Back in-person, Science Olympiad reflects on finishing their season 

Back+in-person%2C+Science+Olympiad+reflects+on+finishing+their+season%C2%A0
HTML tutorial

Benjamin Babayev, Staff Writer

The Townsend Harris Science Olympiad (SciOly) Team, is centered around competing in different science-related competitions under the SciOly organization, with subjects ranging from biology and physics to ornithology and experimental design. The team has successfully completed their season, making it as far as the New York State Level competition held at Le Moyne College in Syracuse, NY where they finished 14th out of 60 teams.

This year, the team competed in a total of seven competitions, both virtual and in-person. They were able to solidify their spot at states by placing third place at the regional level (the top five teams advance). Participants of the competitions are scored individually but each individual score is added together to determine the overall team score. The team with the lowest score is then proclaimed the winner. The States team consisted of five sophomores, four juniors, and seven seniors. 

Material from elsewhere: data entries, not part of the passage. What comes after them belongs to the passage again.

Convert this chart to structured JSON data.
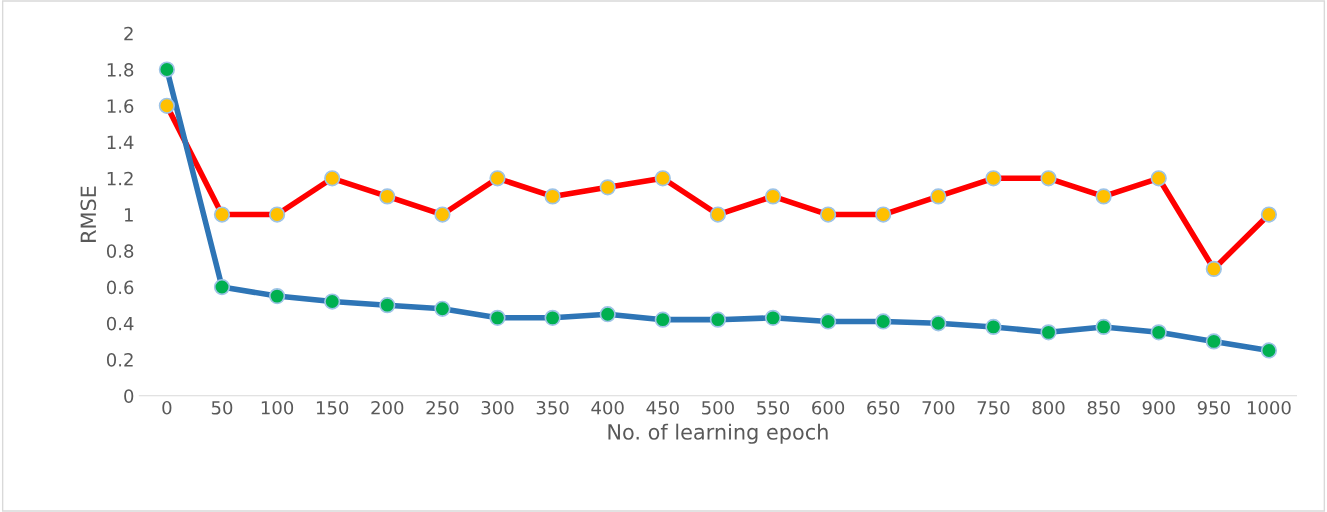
{
  "chart_data": {
    "type": "line",
    "xlabel": "No. of learning epoch",
    "ylabel": "RMSE",
    "categories": [
      "0",
      "50",
      "100",
      "150",
      "200",
      "250",
      "300",
      "350",
      "400",
      "450",
      "500",
      "550",
      "600",
      "650",
      "700",
      "750",
      "800",
      "850",
      "900",
      "950",
      "1000"
    ],
    "series": [
      {
        "color": "#ff0000",
        "colors": [
          "#ffc000",
          "#ffc000",
          "#ffc000",
          "#ffc000",
          "#ffc000",
          "#ffc000",
          "#ffc000",
          "#ffc000",
          "#ffc000",
          "#ffc000",
          "#ffc000",
          "#ffc000",
          "#ffc000",
          "#ffc000",
          "#ffc000",
          "#ffc000",
          "#ffc000",
          "#ffc000",
          "#ffc000",
          "#ffc000",
          "#ffc000"
        ],
        "values": [
          1.6,
          1.0,
          1.0,
          1.2,
          1.1,
          1.0,
          1.2,
          1.1,
          1.15,
          1.2,
          1.0,
          1.1,
          1.0,
          1.0,
          1.1,
          1.2,
          1.2,
          1.1,
          1.2,
          0.7,
          1.0
        ]
      },
      {
        "color": "#2e75b6",
        "colors": [
          "#00b050",
          "#00b050",
          "#00b050",
          "#00b050",
          "#00b050",
          "#00b050",
          "#00b050",
          "#00b050",
          "#00b050",
          "#00b050",
          "#00b050",
          "#00b050",
          "#00b050",
          "#00b050",
          "#00b050",
          "#00b050",
          "#00b050",
          "#00b050",
          "#00b050",
          "#00b050",
          "#00b050"
        ],
        "values": [
          1.8,
          0.6,
          0.55,
          0.52,
          0.5,
          0.48,
          0.43,
          0.43,
          0.45,
          0.42,
          0.42,
          0.43,
          0.41,
          0.41,
          0.4,
          0.38,
          0.35,
          0.38,
          0.35,
          0.3,
          0.25
        ]
      }
    ],
    "ylim": [
      0,
      2
    ],
    "yticks": [
      0,
      0.2,
      0.4,
      0.6,
      0.8,
      1,
      1.2,
      1.4,
      1.6,
      1.8,
      2
    ],
    "grid": false,
    "legend": false,
    "marker": "circle",
    "line_style": "solid"
  }
}
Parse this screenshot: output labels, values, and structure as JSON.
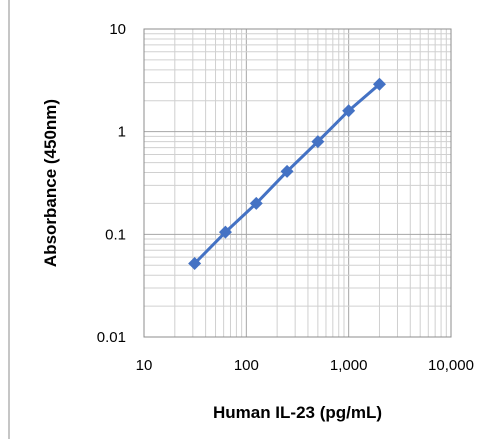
{
  "chart_data": {
    "type": "line",
    "title": "",
    "xlabel": "Human IL-23 (pg/mL)",
    "ylabel": "Absorbance (450nm)",
    "x_scale": "log",
    "y_scale": "log",
    "xlim": [
      10,
      10000
    ],
    "ylim": [
      0.01,
      10
    ],
    "x_ticks": [
      10,
      100,
      1000,
      10000
    ],
    "x_tick_labels": [
      "10",
      "100",
      "1,000",
      "10,000"
    ],
    "y_ticks": [
      0.01,
      0.1,
      1,
      10
    ],
    "y_tick_labels": [
      "0.01",
      "0.1",
      "1",
      "10"
    ],
    "grid": true,
    "legend": "none",
    "series": [
      {
        "x": [
          31.25,
          62.5,
          125,
          250,
          500,
          1000,
          2000
        ],
        "y": [
          0.052,
          0.105,
          0.2,
          0.41,
          0.8,
          1.6,
          2.9
        ],
        "color": "#4472C4",
        "marker": "diamond"
      }
    ]
  }
}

“Under the leadership of seniors Sonia Hasko and Jennifer Quisi, the students overcame many challenges to qualify for the 2022 State tournament. We are so proud of the dedication and determination they demonstrated throughout the entire season,” SciOly mentor and science teacher Sarah Loew said. 

Among one of the biggest highlights for the team was the return to in-person competitions. Sonia, who is also the President of SciOly, said, “It was super exciting to be back in person. In-person competitions feel different: we can all study together, take pictures, play games, and bond better as a team.” 

Junior and Classic editor Zaynah Shariff said, “The sense of camaraderie was really strong during in-person competitions, and competing online really lacks that whole feeling of togetherness.” She also added that in comparison to pre-COVID times, the team “had to keep masks on because of COVID-19, and the biggest change was that all chemistry events were dry labs (no laboratory portion) this year.”

Junior Stacey Jiang, who competed in Astronomy, Experimental Design, It’s About Time, Gravity Vehicle, and Trajectory Subjects felt the competition was very rewarding despite the stress. “ I thought that the competition would be very stressful and nerve-wracking but I also found it a lot of fun to be competing with my partners and my team on a subject area we are all passionate about,” she said. 

Sophomore Isabel Jagsaran who competed in Anatomy and Physiology, Ornithology, and Remote Sensing, said, “​​The States Competition was very exciting as I’ve never experienced anything like it before. From navigating the college campus to prepping for the tests in any free time I had, it was an experience I will never forget.”

SciOly advisor Nicole Gleizer added that she feels “very proud of the teams’ accomplishments and is excited to see what’s in store for them next.” 

For the future of the team, sophomore Enzo Schulze said, “​I would love to qualify for nationals at some point and travel to California to compete.” 

Sonia said, “I hope SciOly can return to all in-person competitions, and I hope we can attract a larger number of students for our build division, which we’ve been working to expand.”